Visual and audio alerts via dashboard or messages directly in the email of your network team with essential information only.
Detailed information and incident history so you can identify common issues and create a prevention plan.
Autonomous Systems (AS) announce routes to the internet through their transit providers. These announcements are based on the routing policy that is defined locally within the AS and influenced by several factors, such as DDoS mitigation, cost savings, network performance, load balancing and business relationships. In this context, Autonomous Systems need to make sure that their routing policies are being effective. One way to do this is by using a looking glass to view the routing path. But a looking glass only offers one specific point of view. BGP Monitor by UPX does much more than that – it delivers network visibility at scale with several global points of view, provides continuous monitoring and alerts when the announcement for a specific prefix fails to meet its visibility expectations for each upstream provider.
BGP Monitor provides a consolidated display of several points of view, without detailing in which collector the incident was detected. The dashboard issues alerts when at least one collector finds a hijack, at least two collectors find a route that should not be visible, or when no collector finds a route that should be visible, i.e., it shows a monitoring view of the last hop.
BGP Monitor provides an outside view of the network, unlike other tools available that only look at the internal infrastructure. It allows you to detect upstream connection issues and helps you spot malicious activity such as phishing scams via AS prefix hijacking attacks.
BGP Monitor is a monitoring tool – it only alerts you when there are incidents or if your announcement does not meet expectations —, making it completely different from the services mentioned above, which are analysis/inspection tools that can be actively used by professionals to investigate issues. In addition, Radar Qrator, for instance, updates once every 24 hours and BGPmon also only provides daily reports, while BGP Monitor provides real-time change and incident notifications.

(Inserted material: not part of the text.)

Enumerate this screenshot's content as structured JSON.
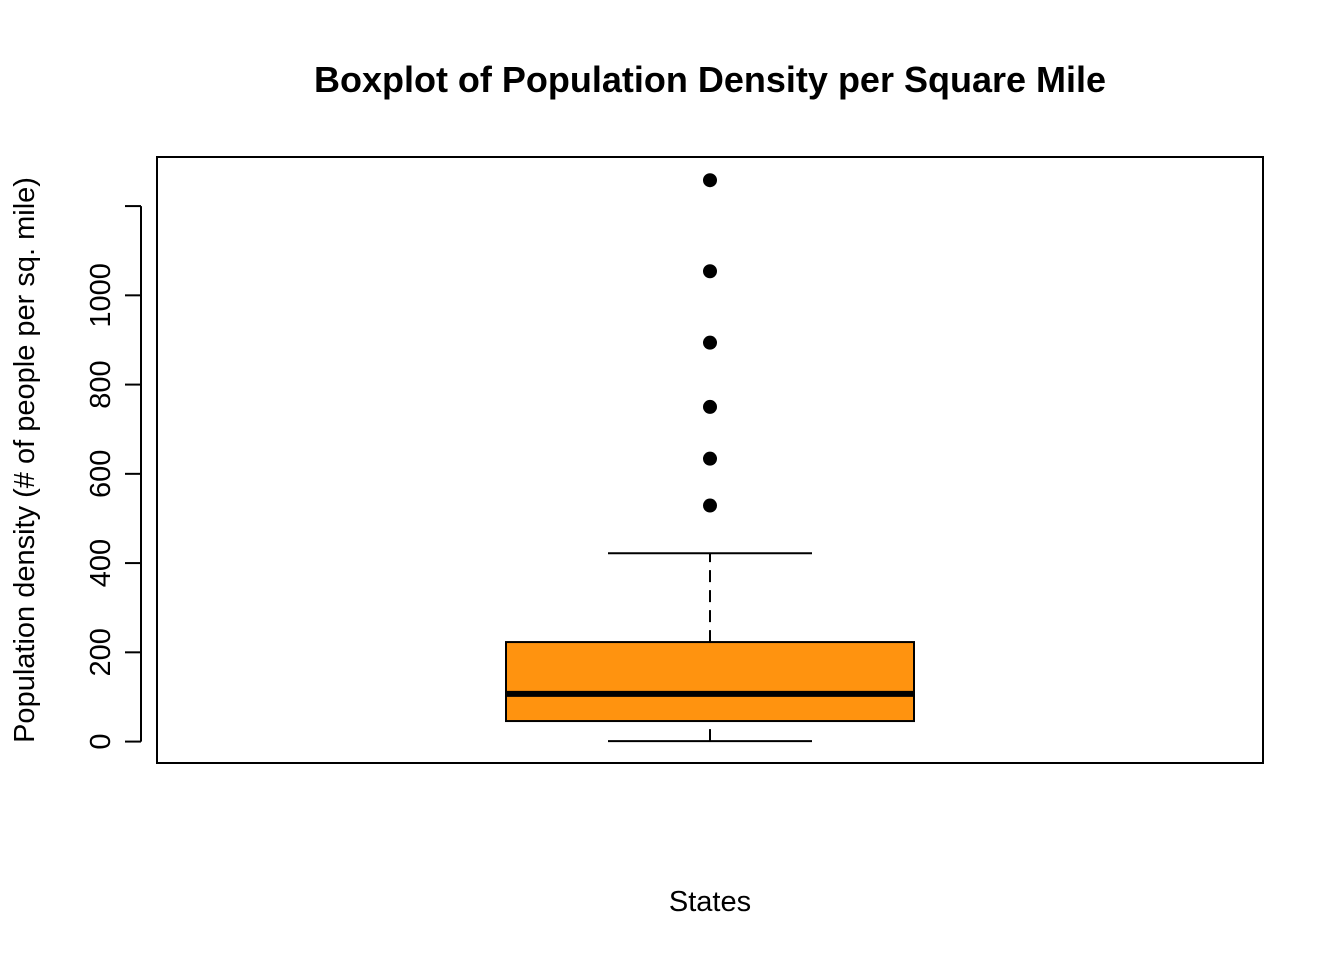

When monitoring global routes, BGP Monitor allows the Autonomous System to have visibility of Global BGP Routing Table (GRT) updates and announcement updates from its own AS. If any route change is not followed at some point, the dashboard will continue to show the incident until all routes are followed. In other words, it works as an ally in the identification of incidents such as blocked routes and route leaks, detects issues in your upstream network and helps you by providing information so you can fix them as soon as possible.
BGP Monitor is a monitoring tool, so it is not suited for analysis or inspection. It does not provide a detailed view or time-lapse monitoring, nor does it monitor past the last hop. As such, BGP Monitor does not detect hijacking with a forged AS path; it does not identify partial downtime issues; it does not identify geographic availability issues; it does not monitor the routes stored in RIBs (Route Information Bases) of routers on the internet; it does not monitor worldwide connectivity to your service; it does not identify problems with incorrectly configured expectations; it does not monitor the bandwidth of each upstream and does not assist in traffic engineering.
No installation or integration via API is required, because BGP Monitor is a fully web-based tool. All you need is a web browser.
All you need is to fill out a simple registration form, with your name, email and password. After the registration process, you'll be given access to our user-friendly platform. First you add your network prefixes that you want to monitor – each account is entitled to 5 prefixes –, then you can add the IP prefixes of your Autonomous System, associating them with your IP transit providers, and finally you can set expectations for your announcements. Okay, now you're good to go!
No. You don't have to make any changes to your network or router configurations, because the collectors monitor a network that is external to your infrastructure, consisting of the leading IXs in the world and the Global Routing Table (GRT).